November 04, 1991|By Patricia Meisol

Sauteed mushrooms, representing the smell of the earth. Whipped cream for a bit of the heavens. Put them over angel hair pasta and behold, a pasta in honor of angels.

Turn the pages of dishes in honor of Wise Men, lambs, donkeys, Roman soldiers, the tax collector and others connected to the Christmas creche and you get the idea behind the latest culinary book by Methodist minister-turned-cook Jeff L. Smith.

Mr. Smith, host of the popular PBS television show, "The Frugal Gourmet," brought his unique commentary on theology and food and a new Christmas cookbook to Baltimore yesterday at a fund-raiser for the restoration of Lovely Lane Methodist Church.

Nearly 800 fans turned out for the sell-out demonstration, the most since the Charles Village church celebrated its centennial seven years ago. Errol G. Smith, Lovely Lane pastor, estimated the event would bring in $25,000 for the 107-year-old Romanesque church, which has a $300,000 debt and $5 million worth of plans for the future. The church was designed by the noted U.S. architect Stanford White in remembrance of the 1784 Christmastime ordination of the first Methodist bishop in America.

In a makeshift table in the sanctuary, its ceiling mural hanging in tatters, Mr. Smith held forth on the origins of herbs and spices, signed books whose profits went to the church, and, later in the day, presided over vespers.

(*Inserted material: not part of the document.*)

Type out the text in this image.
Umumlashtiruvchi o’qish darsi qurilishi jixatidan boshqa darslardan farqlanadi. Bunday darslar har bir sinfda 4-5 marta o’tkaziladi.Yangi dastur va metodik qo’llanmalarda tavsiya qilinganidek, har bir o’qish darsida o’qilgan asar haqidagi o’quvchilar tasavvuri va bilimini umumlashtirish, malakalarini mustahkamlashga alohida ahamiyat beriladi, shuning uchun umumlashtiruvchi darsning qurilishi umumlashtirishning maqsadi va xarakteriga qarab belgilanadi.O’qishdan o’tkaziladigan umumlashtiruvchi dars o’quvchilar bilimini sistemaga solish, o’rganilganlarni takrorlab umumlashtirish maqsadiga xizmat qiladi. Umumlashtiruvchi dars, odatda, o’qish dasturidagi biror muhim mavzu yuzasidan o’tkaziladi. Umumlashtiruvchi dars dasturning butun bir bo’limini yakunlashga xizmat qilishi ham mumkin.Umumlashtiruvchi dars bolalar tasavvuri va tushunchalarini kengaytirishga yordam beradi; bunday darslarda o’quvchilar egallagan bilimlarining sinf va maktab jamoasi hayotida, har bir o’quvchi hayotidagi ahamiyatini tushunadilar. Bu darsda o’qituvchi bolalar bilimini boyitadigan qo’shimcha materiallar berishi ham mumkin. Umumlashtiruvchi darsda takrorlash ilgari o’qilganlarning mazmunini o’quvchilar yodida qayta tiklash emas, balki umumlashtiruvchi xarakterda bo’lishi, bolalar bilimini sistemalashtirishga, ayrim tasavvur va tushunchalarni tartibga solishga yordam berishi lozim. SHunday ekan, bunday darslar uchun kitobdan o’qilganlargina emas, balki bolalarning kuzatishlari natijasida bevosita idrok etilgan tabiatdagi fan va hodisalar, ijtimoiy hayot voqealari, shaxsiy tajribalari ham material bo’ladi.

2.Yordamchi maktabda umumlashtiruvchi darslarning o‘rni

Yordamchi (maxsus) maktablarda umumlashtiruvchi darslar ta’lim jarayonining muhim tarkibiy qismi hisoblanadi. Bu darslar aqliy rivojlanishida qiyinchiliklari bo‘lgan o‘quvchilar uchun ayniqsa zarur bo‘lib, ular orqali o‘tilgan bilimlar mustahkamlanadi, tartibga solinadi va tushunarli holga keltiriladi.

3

"Frugal doesn't mean cheap, but not wasteful," the 52-year-old chef said in an hourlong demonstration that included theological musings about the lack of a center in an onion and a sermon on the necessity of cooking even when you don't have time.

"Cooking is not a matter of preparing food. It is a matter of preparing history, and when you put a dish in front of the family you have to be able to explain it," Mr. Smith said.

"It means you're giving them memories. Mrs. Swanson's TV trays have no memories. You can't say, 'Listen kids, I want to tell you what your grandmother used to defrost for dinner.' "

Mr. Smith was a chaplain and assistant professor of religion at the University of Puget Sound in Seattle, teaching courses such as Food as Sacrament and Celebration, when he began to

examine the role of food in religious cultures. With his students, he opened a pantry and cooking school in 1972. He and his chef, Craig D. Wollam, also on hand yesterday, are now seen on more than 225 television stations.

Among chefs, Mr. Smith is the favorite of 14-year-old Nicole LaBelle, who said she watches four hours of television cooking shows a week. "I have been learning to cook since I could pretty much stand," she said. "I love cooking."

Among those loaded down with books in the autograph line was 9-year-old Gretchen Homer of Carney. Her grandmother, Esther DiGiancinto, said Gretchen got hooked on "The Frugal Gourmet" because it came on just before Sesame Street. Gretchen said her father, like Mr. Smith, is a minister who likes to cook.

"One of the things I like about him is he gives the history behind the food, the culture, the who-invaded-who. . . . But I don't necessarily like what he cooks all the time," said one man who declined to be identified but said he is a computer programmer in Columbia. "But I took his advice and bought a Chinese wok -- the best investment I ever made," the man said.

Yesterday's menu consisted of lamb meatballs made with honey cake, pine nuts, and herbs popular in Persian times, a 1904 carrot sauce, and Esau's Pottage -- named for the biblical man who traded his inheritance for lentils -- in addition to the pasta with cream and mushrooms.

Always, always, saute the mushrooms in olive oil, Mr. Smith advised.

"Olive oil is better than butter," he said. "I like butter. But margarine was invented by the Antichrist."

He urged people to think of food in a theological way. "The reason I say grace before meals is not because I am happy about the food -- who knows? It could be Jell-O -- but to make that most basic confession that I am not God, but dependent on God's creations for our existence," he said.

Mayor Kurt L. Schmoke proclaimed yesterday Jeff Smith Day in Baltimore in honor of the chef's effort to help restore the landmark church.

Gov. William Donald Schafer extended honorary citizenship. "I assume this comes with crab cakes," Mr. Smith said.